Data mining is one of the core concepts when it comes to data science. It involves studying humungous sets of data to extract useful and actionable insights from it. The better data mining techniques you employ, the better information you get your hands on.
While there are a lot of data mining techniques out there, we’ll see some of the most important ones for a beginner today.
Data Preprocessing undoubtedly plays the most pivotal role in data mining. Since data mining involves collecting data in a wide range of data formats, it’s necessary to preprocess and clean the data before you can put it to use for different analytical purposes.
Data Preprocessing pipeline is a whole process in itself and consists of methods like data modeling, data transformation, ETL, data integration, and so forth. These processes essentially turn the raw data into valuable pieces of information used for further analysis.
Classification is amongst the basic concepts of data mining and is referred to as the act of classifying the data at hand into a number of distinct classes. The classes or groups are predefined and contain similar types of data per class. There is a variety of machine learning algorithms that are used to classify data. These algorithms learn the process of classifying data into different classes.
Some of the most used algorithms out there for classification are Naïve Bayes, K-Nearest Neighbor and Decision Trees.
Regression is the study of identifying the relationship between two or more variables. Datasets usually contain tons of different variables, and it's always beneficial to study the relationship between the variables if you want to build a machine learning model or study the data.
Regression is a vital technique used to extract more information based on the existing information. It lets us predict future scenarios. Some of the most used regression techniques are multivariate regression and correlation analysis.
Clustering is an unsupervised technique that is beneficial for datasets that are not labeled. Clustering techniques make use of the idea that similar data has similar features. Hence, making meaningful classes and putting the related objects in them. Consequently, these techniques are used to study the similarities and differences between data as well.
Some well-known examples are K-Means Clustering and Hierarchical Clustering Algorithm.
As the name suggests, Association is a data mining technique used to study the connection between two or more objects. It works by creating hidden patterns in the dataset and using them to uncover the relationship between variables existing in the same transaction.
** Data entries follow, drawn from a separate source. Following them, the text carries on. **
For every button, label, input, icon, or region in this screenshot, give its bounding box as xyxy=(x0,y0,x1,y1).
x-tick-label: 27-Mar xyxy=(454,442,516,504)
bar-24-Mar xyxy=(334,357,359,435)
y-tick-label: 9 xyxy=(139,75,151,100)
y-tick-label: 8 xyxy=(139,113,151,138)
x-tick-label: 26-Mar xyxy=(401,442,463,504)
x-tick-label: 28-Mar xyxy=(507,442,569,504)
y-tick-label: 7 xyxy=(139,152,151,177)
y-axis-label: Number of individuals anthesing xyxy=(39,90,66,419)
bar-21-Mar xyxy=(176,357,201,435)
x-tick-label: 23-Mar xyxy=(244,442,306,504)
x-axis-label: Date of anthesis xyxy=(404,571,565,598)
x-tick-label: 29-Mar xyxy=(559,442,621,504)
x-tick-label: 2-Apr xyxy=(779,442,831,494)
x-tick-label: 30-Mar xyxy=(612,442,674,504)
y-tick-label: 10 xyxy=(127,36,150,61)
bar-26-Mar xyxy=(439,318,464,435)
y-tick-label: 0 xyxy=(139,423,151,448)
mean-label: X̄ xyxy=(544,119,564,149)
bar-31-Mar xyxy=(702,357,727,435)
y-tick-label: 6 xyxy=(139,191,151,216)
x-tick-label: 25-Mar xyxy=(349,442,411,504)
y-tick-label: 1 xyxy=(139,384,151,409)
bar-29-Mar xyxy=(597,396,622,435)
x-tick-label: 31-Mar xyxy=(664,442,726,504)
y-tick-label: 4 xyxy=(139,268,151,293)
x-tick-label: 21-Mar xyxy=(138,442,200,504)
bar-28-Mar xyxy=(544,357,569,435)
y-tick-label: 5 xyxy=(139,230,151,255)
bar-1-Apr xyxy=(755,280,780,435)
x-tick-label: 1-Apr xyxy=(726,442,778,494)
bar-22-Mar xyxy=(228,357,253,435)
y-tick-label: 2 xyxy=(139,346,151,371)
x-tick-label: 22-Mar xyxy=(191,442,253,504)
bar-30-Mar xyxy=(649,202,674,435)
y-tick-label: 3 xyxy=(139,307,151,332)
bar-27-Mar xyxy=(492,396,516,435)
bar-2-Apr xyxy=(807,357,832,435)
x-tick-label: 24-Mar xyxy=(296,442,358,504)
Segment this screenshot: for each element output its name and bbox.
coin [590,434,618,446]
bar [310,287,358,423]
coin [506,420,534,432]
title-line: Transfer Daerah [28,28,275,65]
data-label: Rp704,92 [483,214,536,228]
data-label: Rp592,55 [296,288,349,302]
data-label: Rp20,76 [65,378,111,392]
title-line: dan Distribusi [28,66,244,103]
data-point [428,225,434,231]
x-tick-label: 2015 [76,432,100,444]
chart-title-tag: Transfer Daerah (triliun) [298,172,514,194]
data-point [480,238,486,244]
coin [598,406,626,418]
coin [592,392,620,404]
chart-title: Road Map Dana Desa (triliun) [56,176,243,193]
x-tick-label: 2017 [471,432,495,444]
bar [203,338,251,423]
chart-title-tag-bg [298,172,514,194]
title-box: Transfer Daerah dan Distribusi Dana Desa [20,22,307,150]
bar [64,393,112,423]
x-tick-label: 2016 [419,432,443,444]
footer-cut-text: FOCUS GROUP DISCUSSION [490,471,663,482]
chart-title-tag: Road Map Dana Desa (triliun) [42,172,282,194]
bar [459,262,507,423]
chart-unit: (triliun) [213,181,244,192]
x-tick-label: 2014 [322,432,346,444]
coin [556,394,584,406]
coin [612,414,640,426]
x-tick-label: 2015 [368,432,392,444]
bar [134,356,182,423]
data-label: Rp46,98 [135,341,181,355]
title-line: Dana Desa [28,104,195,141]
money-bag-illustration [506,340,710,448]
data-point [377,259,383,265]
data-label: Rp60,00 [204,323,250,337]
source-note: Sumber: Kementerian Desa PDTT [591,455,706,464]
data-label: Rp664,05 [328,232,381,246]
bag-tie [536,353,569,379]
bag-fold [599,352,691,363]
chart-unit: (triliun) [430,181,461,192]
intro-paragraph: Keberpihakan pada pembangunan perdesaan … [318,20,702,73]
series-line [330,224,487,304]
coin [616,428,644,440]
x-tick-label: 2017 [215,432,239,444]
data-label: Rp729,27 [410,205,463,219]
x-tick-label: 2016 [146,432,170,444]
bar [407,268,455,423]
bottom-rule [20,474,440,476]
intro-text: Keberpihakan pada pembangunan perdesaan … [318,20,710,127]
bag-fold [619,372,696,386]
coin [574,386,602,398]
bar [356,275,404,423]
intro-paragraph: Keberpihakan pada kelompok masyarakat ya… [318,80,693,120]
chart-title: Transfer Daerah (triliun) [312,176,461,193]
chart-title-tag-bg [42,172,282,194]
Association is a widely used technique in the shopping sector - since it lets you calculate what items or products the customers buy together. It helps to devise marketing techniques accordingly. This technique goes formally by the name of Market Basket Analysis.
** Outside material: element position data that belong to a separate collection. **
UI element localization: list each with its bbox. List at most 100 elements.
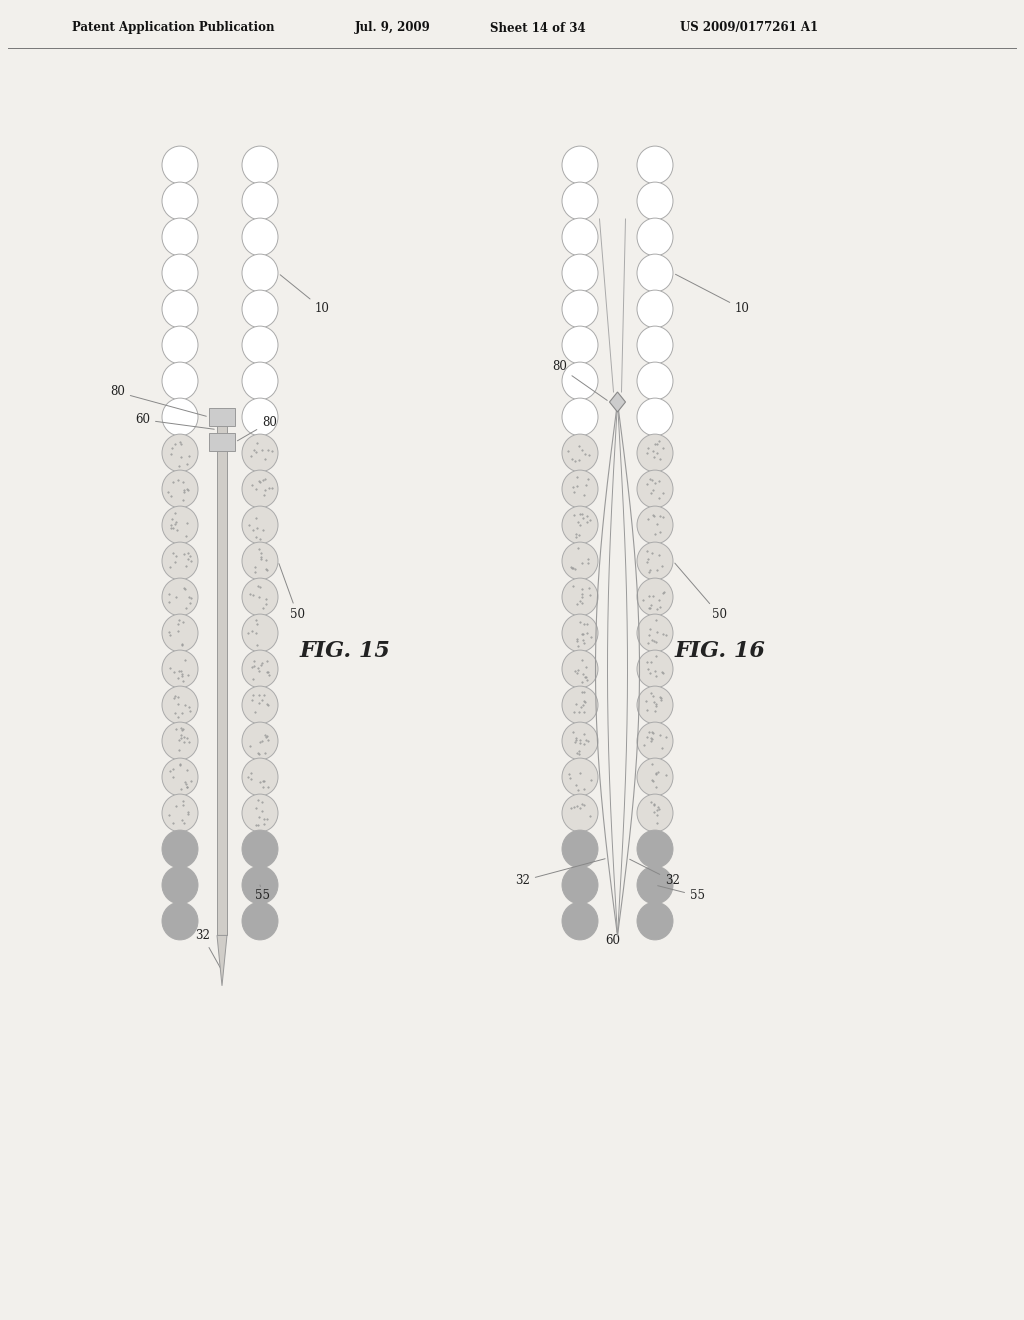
Text: 80: 80 <box>552 360 607 400</box>
Ellipse shape <box>162 902 198 940</box>
Ellipse shape <box>242 399 278 436</box>
Ellipse shape <box>637 758 673 796</box>
Text: 10: 10 <box>676 275 750 315</box>
Ellipse shape <box>562 147 598 183</box>
Ellipse shape <box>242 686 278 723</box>
Ellipse shape <box>162 434 198 471</box>
Ellipse shape <box>637 147 673 183</box>
Bar <box>217 426 227 936</box>
Ellipse shape <box>162 253 198 292</box>
Text: US 2009/0177261 A1: US 2009/0177261 A1 <box>680 21 818 34</box>
Ellipse shape <box>242 902 278 940</box>
Ellipse shape <box>562 722 598 760</box>
Ellipse shape <box>637 326 673 364</box>
Ellipse shape <box>637 722 673 760</box>
Ellipse shape <box>562 866 598 904</box>
Ellipse shape <box>162 686 198 723</box>
Ellipse shape <box>242 218 278 256</box>
Ellipse shape <box>562 578 598 616</box>
Ellipse shape <box>162 578 198 616</box>
Ellipse shape <box>242 543 278 579</box>
Ellipse shape <box>162 362 198 400</box>
Ellipse shape <box>162 506 198 544</box>
Ellipse shape <box>562 470 598 508</box>
Ellipse shape <box>637 218 673 256</box>
Ellipse shape <box>562 758 598 796</box>
Ellipse shape <box>242 578 278 616</box>
Ellipse shape <box>242 830 278 869</box>
Ellipse shape <box>162 147 198 183</box>
Text: 32: 32 <box>515 859 605 887</box>
Text: 10: 10 <box>281 275 330 315</box>
Ellipse shape <box>562 649 598 688</box>
Ellipse shape <box>162 614 198 652</box>
Ellipse shape <box>562 218 598 256</box>
Ellipse shape <box>242 253 278 292</box>
Ellipse shape <box>242 147 278 183</box>
Ellipse shape <box>562 795 598 832</box>
Ellipse shape <box>562 830 598 869</box>
Ellipse shape <box>162 543 198 579</box>
Ellipse shape <box>242 506 278 544</box>
Ellipse shape <box>162 326 198 364</box>
Polygon shape <box>217 936 227 986</box>
Text: Patent Application Publication: Patent Application Publication <box>72 21 274 34</box>
Ellipse shape <box>637 649 673 688</box>
Bar <box>209 408 234 426</box>
Ellipse shape <box>162 218 198 256</box>
Ellipse shape <box>242 326 278 364</box>
Text: 60: 60 <box>605 931 620 948</box>
Text: Sheet 14 of 34: Sheet 14 of 34 <box>490 21 586 34</box>
Ellipse shape <box>637 399 673 436</box>
Text: 80: 80 <box>110 385 206 416</box>
Ellipse shape <box>162 795 198 832</box>
Ellipse shape <box>637 362 673 400</box>
Text: 50: 50 <box>675 564 727 622</box>
Text: 32: 32 <box>195 929 220 969</box>
Ellipse shape <box>242 470 278 508</box>
Text: FIG. 15: FIG. 15 <box>300 640 391 663</box>
Polygon shape <box>609 392 626 412</box>
Ellipse shape <box>242 722 278 760</box>
Ellipse shape <box>242 182 278 220</box>
Ellipse shape <box>162 470 198 508</box>
Ellipse shape <box>637 290 673 327</box>
Text: 55: 55 <box>657 886 705 903</box>
Ellipse shape <box>162 649 198 688</box>
Ellipse shape <box>162 830 198 869</box>
Ellipse shape <box>637 686 673 723</box>
Ellipse shape <box>637 830 673 869</box>
Ellipse shape <box>562 399 598 436</box>
Bar <box>209 433 234 451</box>
Ellipse shape <box>562 182 598 220</box>
Ellipse shape <box>637 506 673 544</box>
Ellipse shape <box>637 795 673 832</box>
Ellipse shape <box>162 722 198 760</box>
Ellipse shape <box>637 902 673 940</box>
Ellipse shape <box>562 434 598 471</box>
Text: Jul. 9, 2009: Jul. 9, 2009 <box>355 21 431 34</box>
Text: 60: 60 <box>135 413 214 429</box>
Ellipse shape <box>637 253 673 292</box>
Ellipse shape <box>162 399 198 436</box>
Ellipse shape <box>562 290 598 327</box>
Text: FIG. 16: FIG. 16 <box>675 640 766 663</box>
Ellipse shape <box>562 326 598 364</box>
Ellipse shape <box>637 470 673 508</box>
Ellipse shape <box>562 253 598 292</box>
Ellipse shape <box>242 795 278 832</box>
Ellipse shape <box>637 578 673 616</box>
Ellipse shape <box>637 614 673 652</box>
Text: 50: 50 <box>279 564 305 622</box>
Ellipse shape <box>242 649 278 688</box>
Ellipse shape <box>637 182 673 220</box>
Ellipse shape <box>637 866 673 904</box>
Ellipse shape <box>162 290 198 327</box>
Text: 32: 32 <box>630 859 680 887</box>
Ellipse shape <box>562 506 598 544</box>
Ellipse shape <box>162 758 198 796</box>
Ellipse shape <box>162 866 198 904</box>
Ellipse shape <box>242 434 278 471</box>
Ellipse shape <box>562 614 598 652</box>
Text: 55: 55 <box>255 884 270 903</box>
Outliers refer to the data points that do not follow the general pattern of the dataset. For example, if a given class contains students aged 8-10 years, a student aged 15 or 5 would be considered an outlier. Studying such data points is beneficial in a variety of ways, such as fraud detection, anomaly detection, intrusion, and so on.
Outlier Setection helps companies detect anomalies and cater to them in their calculations for achieving better accuracy, even in unexpected scenarios. Also, they could go further and see why such anomalies are happening.
Throughout the article, we have covered the most important data mining techniques a beginner should know.